The other I’m not so sure. What I need to do is the following:

x = xi # an nx1 vector
for i=1:l
    x = vcat(x, K*x[end-n:end, :])
end

e.g. I’m propagating a linear difference equation for l steps and recording the trajectory in x. I can’t figure out how to fit a recursive relationship like this into a reduce() framework.

15

Well maybe this is messier. Can you make a function that runs, and sample data? end-n:end is out of bounds if x is an n-vector, what’s the intended behaviour?

16

Yeah, sorry, I should have been more precise. Here’s a running example:

function f(K, xi, d)
    x = xi
    for i = 2:d
        x = hcat(x, K*x[:, i-1])
    end
    return x
end

K = rand(3,3)
xi = rand(3,1)
f(K, xi, 50)
17

OK, this is much messier, I’m not sure there is a really nice answer. It can be written as accumulate, which is a bit faster, BUT it forgets the gradient of the init keyword, which might be bad.

You could write an efficient gradient for this by hand, in which you just allocate the right size output once, and accumulate in the reverse pass. All these cats and indexing use a lot of memory.

function f2(K, xi, d::Int)
    xs = accumulate(1:d-1; init=xi) do x, i
        K * x
    end
    hcat(xi, reduce(hcat, xs))
end

function f3(K, xi, d::Int)
    xs = accumulate(vcat([xi], 1:d-1)) do x, i  # avoiding init, type-unstable
        K * x
    end
    reduce(hcat, xs)
end

function f4(K, xi, d)
    xs = [xi]
    for i = 2:d
        xs = vcat(xs, [K*xs[i-1]])
    end
    reduce(hcat, xs)
end

f4(K, xi, 50) ≈ f3(K, xi, 50) ≈ f2(K, xi, 50) ≈ f(K, xi, 50)
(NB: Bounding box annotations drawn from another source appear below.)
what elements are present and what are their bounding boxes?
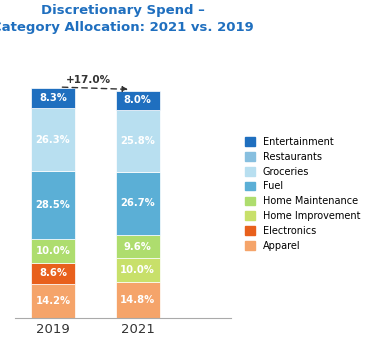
Title: Discretionary Spend –
Category Allocation: 2021 vs. 2019: Discretionary Spend – Category Allocatio…	[0, 4, 254, 34]
Text: 8.0%: 8.0%	[124, 95, 151, 105]
Text: 25.8%: 25.8%	[120, 136, 155, 146]
Text: 10.0%: 10.0%	[120, 265, 155, 275]
Bar	[116, 110, 160, 172]
Text: +17.0%: +17.0%	[66, 75, 111, 85]
Text: 26.7%: 26.7%	[120, 198, 155, 209]
Bar	[116, 258, 160, 282]
Bar	[31, 239, 75, 263]
Bar	[31, 88, 75, 108]
Legend: Entertainment, Restaurants, Groceries, Fuel, Home Maintenance, Home Improvement,: Entertainment, Restaurants, Groceries, F…	[241, 133, 364, 255]
Bar	[31, 108, 75, 171]
Bar	[116, 235, 160, 258]
Bar	[31, 284, 75, 318]
Bar	[31, 263, 75, 284]
Bar	[116, 282, 160, 318]
Text: 28.5%: 28.5%	[35, 200, 70, 210]
Bar	[116, 91, 160, 110]
Text: 10.0%: 10.0%	[35, 246, 70, 256]
Text: 26.3%: 26.3%	[36, 134, 70, 145]
Text: 8.3%: 8.3%	[39, 93, 67, 103]
Bar	[116, 172, 160, 235]
Bar	[31, 171, 75, 239]
Text: 8.6%: 8.6%	[39, 268, 67, 279]
Text: 9.6%: 9.6%	[124, 242, 151, 252]
Text: 14.2%: 14.2%	[35, 296, 71, 306]
Text: 14.8%: 14.8%	[120, 295, 155, 305]
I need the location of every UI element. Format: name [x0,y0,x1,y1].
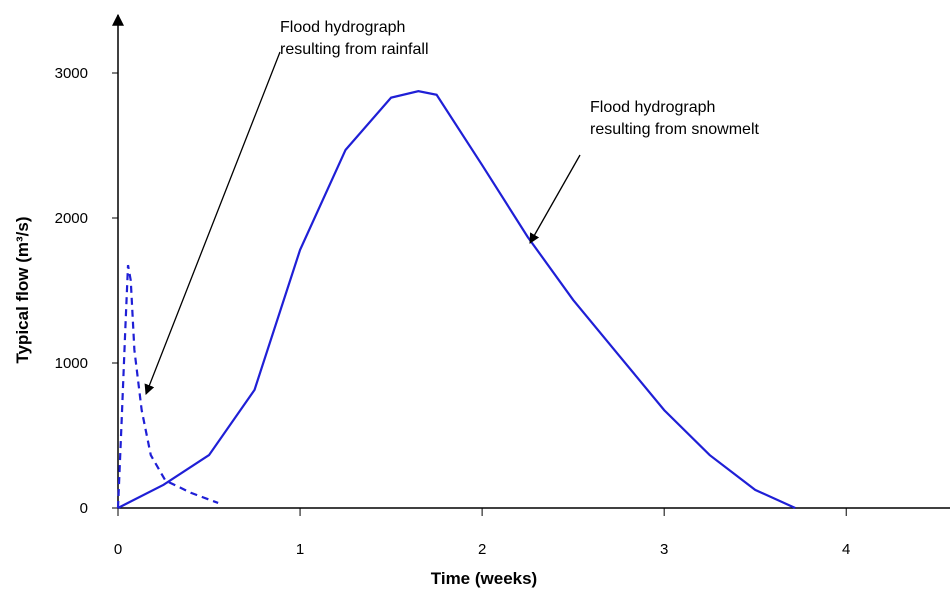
annotation-arrow [529,154,581,244]
y-tick-label: 0 [80,500,88,517]
y-tick-label: 3000 [55,65,88,82]
annotation-text: Flood hydrograph [280,19,405,36]
y-axis-title: Typical flow (m³/s) [13,216,32,363]
x-tick-label: 4 [842,541,850,558]
line-series [117,89,796,510]
x-tick-label: 3 [660,541,668,558]
line-series [116,264,219,509]
annotation-text: resulting from rainfall [280,41,429,58]
y-tick-label: 2000 [55,210,88,227]
annotation-text: Flood hydrograph [590,99,715,116]
x-tick-label: 0 [114,541,122,558]
x-axis-title: Time (weeks) [431,569,537,588]
x-tick-label: 2 [478,541,486,558]
y-tick-label: 1000 [55,355,88,372]
annotation-arrow [144,51,281,395]
x-tick-label: 1 [296,541,304,558]
annotation-text: resulting from snowmelt [590,121,760,138]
using BenchmarkTools, Zygote
@btime f($K, $xi, 50);
@btime f2($K, $xi, 50);  # twice as quick
@btime f3($K, $xi, 50);  # a bit slower
@btime f4($K, $xi, 50);

julia> gradient(sum∘f, K, xi, 10)
([63.45016309970954 50.40609159573776 101.36588271461751; 23.572874731387856 18.379315265377535 35.224999619160954; 31.033286457367566 24.176359057416636 46.03455941092244], [48.455853839178204; 14.765466919614408; 18.845362109436827;;], nothing)

julia> gradient(sum∘f2, K, xi, 10) # NB the gradient for init=xi is missing!
([63.45016309970953 50.40609159573775 101.3658827146175; 23.572874731387852 18.379315265377535 35.22499961916095; 31.033286457367552 24.17635905741663 46.03455941092242], Fill(1.0, 3, 1), nothing)

julia> gradient(sum∘f3, K, xi, 10)
([63.45016309970953 50.40609159573775 101.3658827146175; 23.572874731387852 18.379315265377535 35.22499961916095; 31.033286457367552 24.17635905741663 46.03455941092242], [48.455853839178204; 14.765466919614404; 18.845362109436827;;], nothing)

julia> gradient(sum∘f4, K, xi, 10)
([63.45016309970953 50.40609159573775 101.3658827146175; 23.572874731387852 18.379315265377535 35.22499961916095; 31.033286457367552 24.17635905741663 46.03455941092242], [48.455853839178204; 14.765466919614404; 18.845362109436827;;], nothing)

julia> @btime gradient(sum∘f, $K, $xi, $10);
  min 30.291 μs, mean 34.062 μs (369 allocations, 24.08 KiB)

julia> @btime gradient(sum∘f2, $K, $xi, $10);
  min 21.583 μs, mean 28.247 μs (275 allocations, 36.14 KiB)

julia> @btime gradient(sum∘f3, $K, $xi, $10);
  min 49.917 μs, mean 58.936 μs (544 allocations, 48.08 KiB)

julia> @btime gradient(sum∘f4, $K, $xi, $10);
  min 76.375 μs, mean 89.648 μs (894 allocations, 63.39 KiB)
3 Likes
18

This is amazing, thanks very much for the help!